Probe the stories of the disciples in your mind for even a moment, and you’ll remember that they were, in fact, completely ordinary men. They have become exemplars of the faith, but in their lives, they strove and stumbled, fell and forgot, just like we do. And yet they became leaders and saints, not because they were unusual, but because they were placed in a particular moment, and they responded like disciples. Which means that we, too, have the capacity to respond in the exact same way. For when Christ comes to Philadelphia, which he does very often, and sees us in our schools or offices or homes, and says, Follow me!, we find ourselves, just like the Peter and Andrew and James and John, in a disciples’ moment. And in that moment, we are all ready, as ready as we’re going to ever be, not because of us, but because of the one who calls. We don’t have to be extraordinary because he is.
When Wesley Autrey was interviewed years later about his decision to jump on the tracks that day, he didn’t say that he had no idea.

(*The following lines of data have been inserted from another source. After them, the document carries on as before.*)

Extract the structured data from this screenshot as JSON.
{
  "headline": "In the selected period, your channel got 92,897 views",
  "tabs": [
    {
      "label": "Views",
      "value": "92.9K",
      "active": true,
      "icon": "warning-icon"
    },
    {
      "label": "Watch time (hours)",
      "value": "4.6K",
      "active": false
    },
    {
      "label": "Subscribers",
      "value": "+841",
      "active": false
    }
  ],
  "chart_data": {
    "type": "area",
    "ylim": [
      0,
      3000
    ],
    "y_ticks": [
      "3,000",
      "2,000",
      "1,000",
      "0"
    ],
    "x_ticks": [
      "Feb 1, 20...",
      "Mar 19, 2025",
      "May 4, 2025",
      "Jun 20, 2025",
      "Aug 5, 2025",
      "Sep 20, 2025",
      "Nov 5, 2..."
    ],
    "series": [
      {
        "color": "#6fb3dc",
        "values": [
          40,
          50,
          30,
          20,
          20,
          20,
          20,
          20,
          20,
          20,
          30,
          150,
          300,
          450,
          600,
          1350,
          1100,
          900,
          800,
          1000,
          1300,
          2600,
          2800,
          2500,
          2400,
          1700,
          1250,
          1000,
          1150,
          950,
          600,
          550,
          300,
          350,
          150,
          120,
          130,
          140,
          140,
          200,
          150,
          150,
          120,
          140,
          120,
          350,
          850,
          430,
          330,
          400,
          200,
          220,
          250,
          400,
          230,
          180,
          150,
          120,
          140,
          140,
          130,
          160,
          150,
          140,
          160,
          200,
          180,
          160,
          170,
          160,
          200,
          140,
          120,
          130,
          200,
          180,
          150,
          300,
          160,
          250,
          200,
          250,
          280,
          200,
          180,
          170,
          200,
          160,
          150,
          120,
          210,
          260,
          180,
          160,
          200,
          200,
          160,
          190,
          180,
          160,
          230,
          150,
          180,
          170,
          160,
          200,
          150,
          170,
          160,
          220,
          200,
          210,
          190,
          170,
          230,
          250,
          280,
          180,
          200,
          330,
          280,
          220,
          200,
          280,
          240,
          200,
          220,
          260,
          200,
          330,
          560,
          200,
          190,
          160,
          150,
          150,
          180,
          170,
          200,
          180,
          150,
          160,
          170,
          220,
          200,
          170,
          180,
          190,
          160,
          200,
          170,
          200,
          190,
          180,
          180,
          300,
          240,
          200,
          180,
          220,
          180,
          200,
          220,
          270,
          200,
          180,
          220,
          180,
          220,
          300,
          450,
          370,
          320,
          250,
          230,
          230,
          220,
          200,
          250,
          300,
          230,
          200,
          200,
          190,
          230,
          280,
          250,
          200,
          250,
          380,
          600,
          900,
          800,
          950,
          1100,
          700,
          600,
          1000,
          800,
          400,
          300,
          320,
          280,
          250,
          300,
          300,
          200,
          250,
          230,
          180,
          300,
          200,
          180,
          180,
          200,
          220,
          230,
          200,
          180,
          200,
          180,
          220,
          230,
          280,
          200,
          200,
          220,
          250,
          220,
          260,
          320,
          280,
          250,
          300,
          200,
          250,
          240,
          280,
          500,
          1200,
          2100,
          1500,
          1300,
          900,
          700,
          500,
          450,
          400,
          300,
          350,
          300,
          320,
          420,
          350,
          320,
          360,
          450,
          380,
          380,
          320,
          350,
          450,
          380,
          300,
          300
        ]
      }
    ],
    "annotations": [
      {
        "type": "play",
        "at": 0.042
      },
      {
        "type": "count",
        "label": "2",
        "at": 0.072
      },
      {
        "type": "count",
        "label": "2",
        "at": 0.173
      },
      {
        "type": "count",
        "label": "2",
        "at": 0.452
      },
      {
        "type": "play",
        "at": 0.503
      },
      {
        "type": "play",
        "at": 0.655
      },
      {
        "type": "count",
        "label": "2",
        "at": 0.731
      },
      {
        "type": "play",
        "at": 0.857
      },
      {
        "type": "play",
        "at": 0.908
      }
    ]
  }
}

He didn’t say that he just didn’t think about what he was doing. In that moment, he said, “for some strange reason a voice out of nowhere said, ‘Don’t worry about your own; don’t worry about your daughters. You can do this.’” And so he jumped. Today, that voice is speaking to you. Not for some strange reason, but for one very specific reason. Because Christ sees you, and Christ sees that you are his. And you are in a situation that really needs disciples; you are standing in a disciples’ moment. Our holy, extraordinary Lord is calling you to follow him, in new and unimagined and remarkable and wholly life-changing ways. Don’t worry about your life, don’t worry about your own. You, disciples, can do this.